For a couple of centuries, we thought that American elections were precise: People voted; the government counted each vote; we knew which candidate received how many votes.

In the year 2000, we learned that elections are approximations. Votes are miscounted; chads dangle; we don’t in fact know precisely who received how many votes. Elections are a human process after all, and they can’t bear the weight when we insist on precision within the margin of error.

So, too, with litigation. I recently spoke to one of our outside litigators who had seemingly vanished from the face of the earth for several weeks. He told me that one of his clients had run into a now-typical e-discovery disaster: His client had overlooked some documents; a computer system had automatically deleted some other documents; when the client corrected the situation, it did so imperfectly; the judge (who came from a government background and had no experience in private civil litigation) was quick to spy “bad faith.” Why, this outside lawyer asked, don’t judges appreciate the difficulties presented by e-discovery?

My thesis (for today, anyway) is that e-discovery is like elections: It’s an approximation, and participants in litigation (parties, counsel, courts) should understand that it may not bear the weight when the judicial system insists on precision within the margin of error . . . .

E-discovery is a funny thing. When I was in private practice, my personal worldview changed as the tribulations of e-discovery worsened. My mental state evolved from “practicing law is a joy, and I do it reasonably well” to “I wonder if I can make it to retirement before some judge sanctions a client (or me personally) for some perceived e-discovery abuse.” I wasn’t cheating at e-discovery. Far from it — I was investing a huge amount of time and effort in trying to do it right. But the more closely you observed the process, the more imperfections you saw, and each imperfection was a chance for an opposing lawyer to convince a court that you or your client had acted in bad faith.

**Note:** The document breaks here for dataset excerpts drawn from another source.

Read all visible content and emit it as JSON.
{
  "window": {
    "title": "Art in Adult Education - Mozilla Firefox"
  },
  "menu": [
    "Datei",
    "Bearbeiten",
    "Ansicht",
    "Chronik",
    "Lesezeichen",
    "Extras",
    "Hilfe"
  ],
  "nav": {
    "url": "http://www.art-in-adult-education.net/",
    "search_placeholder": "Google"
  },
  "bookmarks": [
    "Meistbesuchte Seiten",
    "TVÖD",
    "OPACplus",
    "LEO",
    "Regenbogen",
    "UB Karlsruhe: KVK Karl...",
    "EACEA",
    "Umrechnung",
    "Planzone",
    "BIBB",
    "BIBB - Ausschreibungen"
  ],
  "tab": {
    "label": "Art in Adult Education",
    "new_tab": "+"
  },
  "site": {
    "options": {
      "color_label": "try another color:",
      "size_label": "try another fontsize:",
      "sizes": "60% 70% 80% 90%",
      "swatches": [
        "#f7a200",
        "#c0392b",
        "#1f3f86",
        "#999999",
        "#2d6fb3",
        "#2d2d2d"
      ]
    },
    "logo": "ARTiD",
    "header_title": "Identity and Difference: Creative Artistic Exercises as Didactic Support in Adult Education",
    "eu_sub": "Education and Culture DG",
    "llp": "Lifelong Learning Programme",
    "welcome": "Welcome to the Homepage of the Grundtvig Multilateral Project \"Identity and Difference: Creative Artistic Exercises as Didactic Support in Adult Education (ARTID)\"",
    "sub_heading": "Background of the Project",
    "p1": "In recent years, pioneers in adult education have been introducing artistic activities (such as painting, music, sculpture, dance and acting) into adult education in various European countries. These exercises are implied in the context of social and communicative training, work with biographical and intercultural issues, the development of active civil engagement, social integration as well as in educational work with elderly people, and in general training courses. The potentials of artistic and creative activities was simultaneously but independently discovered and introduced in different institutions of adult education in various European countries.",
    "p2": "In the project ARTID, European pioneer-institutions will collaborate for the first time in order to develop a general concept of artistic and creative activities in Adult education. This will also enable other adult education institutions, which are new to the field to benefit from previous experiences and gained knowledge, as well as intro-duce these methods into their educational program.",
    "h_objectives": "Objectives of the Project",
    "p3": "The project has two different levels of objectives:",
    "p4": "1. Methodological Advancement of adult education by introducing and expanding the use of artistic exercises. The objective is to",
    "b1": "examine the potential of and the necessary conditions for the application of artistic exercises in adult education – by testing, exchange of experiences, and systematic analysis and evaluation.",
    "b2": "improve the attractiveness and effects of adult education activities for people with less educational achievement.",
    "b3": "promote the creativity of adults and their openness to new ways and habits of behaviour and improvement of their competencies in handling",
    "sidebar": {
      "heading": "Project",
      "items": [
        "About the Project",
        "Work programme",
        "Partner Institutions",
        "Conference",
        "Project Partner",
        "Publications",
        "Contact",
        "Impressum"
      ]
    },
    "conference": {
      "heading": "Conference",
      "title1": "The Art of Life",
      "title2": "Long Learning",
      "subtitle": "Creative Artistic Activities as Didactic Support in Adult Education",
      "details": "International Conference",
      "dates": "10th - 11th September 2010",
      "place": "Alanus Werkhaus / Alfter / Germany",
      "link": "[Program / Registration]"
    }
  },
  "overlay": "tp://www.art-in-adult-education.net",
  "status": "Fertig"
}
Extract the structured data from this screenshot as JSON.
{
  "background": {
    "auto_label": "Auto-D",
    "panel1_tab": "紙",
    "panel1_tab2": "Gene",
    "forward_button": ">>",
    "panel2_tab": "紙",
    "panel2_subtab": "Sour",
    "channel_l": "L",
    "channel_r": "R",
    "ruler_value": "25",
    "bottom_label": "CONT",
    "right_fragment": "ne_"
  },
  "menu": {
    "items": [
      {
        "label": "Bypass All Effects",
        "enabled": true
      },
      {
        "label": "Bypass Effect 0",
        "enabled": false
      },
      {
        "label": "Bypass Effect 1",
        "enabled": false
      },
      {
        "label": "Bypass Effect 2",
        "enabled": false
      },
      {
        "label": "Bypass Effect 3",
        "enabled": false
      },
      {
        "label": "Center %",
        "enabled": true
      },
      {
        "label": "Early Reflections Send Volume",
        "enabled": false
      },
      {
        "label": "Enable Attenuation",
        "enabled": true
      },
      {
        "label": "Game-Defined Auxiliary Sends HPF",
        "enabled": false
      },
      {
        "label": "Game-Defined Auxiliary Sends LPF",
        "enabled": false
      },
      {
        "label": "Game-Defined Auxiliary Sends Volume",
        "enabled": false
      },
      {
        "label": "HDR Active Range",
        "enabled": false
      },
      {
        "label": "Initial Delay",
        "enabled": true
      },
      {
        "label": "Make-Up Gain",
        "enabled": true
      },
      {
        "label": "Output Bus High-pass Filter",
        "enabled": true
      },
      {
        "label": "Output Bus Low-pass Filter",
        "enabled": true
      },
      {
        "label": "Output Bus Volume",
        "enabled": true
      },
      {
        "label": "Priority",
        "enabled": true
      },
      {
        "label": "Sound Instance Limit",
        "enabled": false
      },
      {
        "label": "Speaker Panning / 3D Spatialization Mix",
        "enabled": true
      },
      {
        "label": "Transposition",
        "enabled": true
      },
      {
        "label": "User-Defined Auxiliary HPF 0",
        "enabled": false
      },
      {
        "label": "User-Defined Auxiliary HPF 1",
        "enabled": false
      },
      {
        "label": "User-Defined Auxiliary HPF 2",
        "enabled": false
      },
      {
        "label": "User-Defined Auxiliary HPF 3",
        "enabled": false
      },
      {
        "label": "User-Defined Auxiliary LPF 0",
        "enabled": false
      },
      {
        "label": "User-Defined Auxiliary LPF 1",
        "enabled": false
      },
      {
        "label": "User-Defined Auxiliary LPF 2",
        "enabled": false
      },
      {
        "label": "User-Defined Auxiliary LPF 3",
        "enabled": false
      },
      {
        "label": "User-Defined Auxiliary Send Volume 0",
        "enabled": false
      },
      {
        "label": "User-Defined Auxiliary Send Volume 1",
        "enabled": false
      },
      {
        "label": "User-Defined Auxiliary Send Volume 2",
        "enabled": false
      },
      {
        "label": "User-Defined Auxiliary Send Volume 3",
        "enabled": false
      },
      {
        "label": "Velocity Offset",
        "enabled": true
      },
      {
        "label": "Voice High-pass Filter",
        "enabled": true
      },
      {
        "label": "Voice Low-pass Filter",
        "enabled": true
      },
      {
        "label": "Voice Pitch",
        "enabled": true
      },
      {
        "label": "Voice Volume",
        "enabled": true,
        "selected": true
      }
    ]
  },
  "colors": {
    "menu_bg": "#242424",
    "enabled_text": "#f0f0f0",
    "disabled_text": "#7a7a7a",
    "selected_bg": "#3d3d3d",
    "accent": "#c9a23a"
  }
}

E-discovery isn’t alone in that regard. Think for a minute about piercing the corporate veil. I can’t name names here (because my employer is probably the insurance broker for some of the companies I would be identifying, and I can’t risk offending the clients), but I’m thinking about mass torts and both (1) foreign parent companies of American subsidiaries and (2) joint ventures created in part to isolate the parent venturers from liability. Conscientious corporate executives, advised by the world’s leading law firms, set up those corporate structures with an eye toward maintaining corporate separateness. Yet in mass tort after mass tort, a motivated plaintiffs’ bar, with the capacity to launch a wholesale attack on corporate separateness, has managed to pierce corporate veils. Why? Because these types of corporate structures are human endeavors. They’re approximations, and they can’t bear the weight when we insist on precision within the margin of error.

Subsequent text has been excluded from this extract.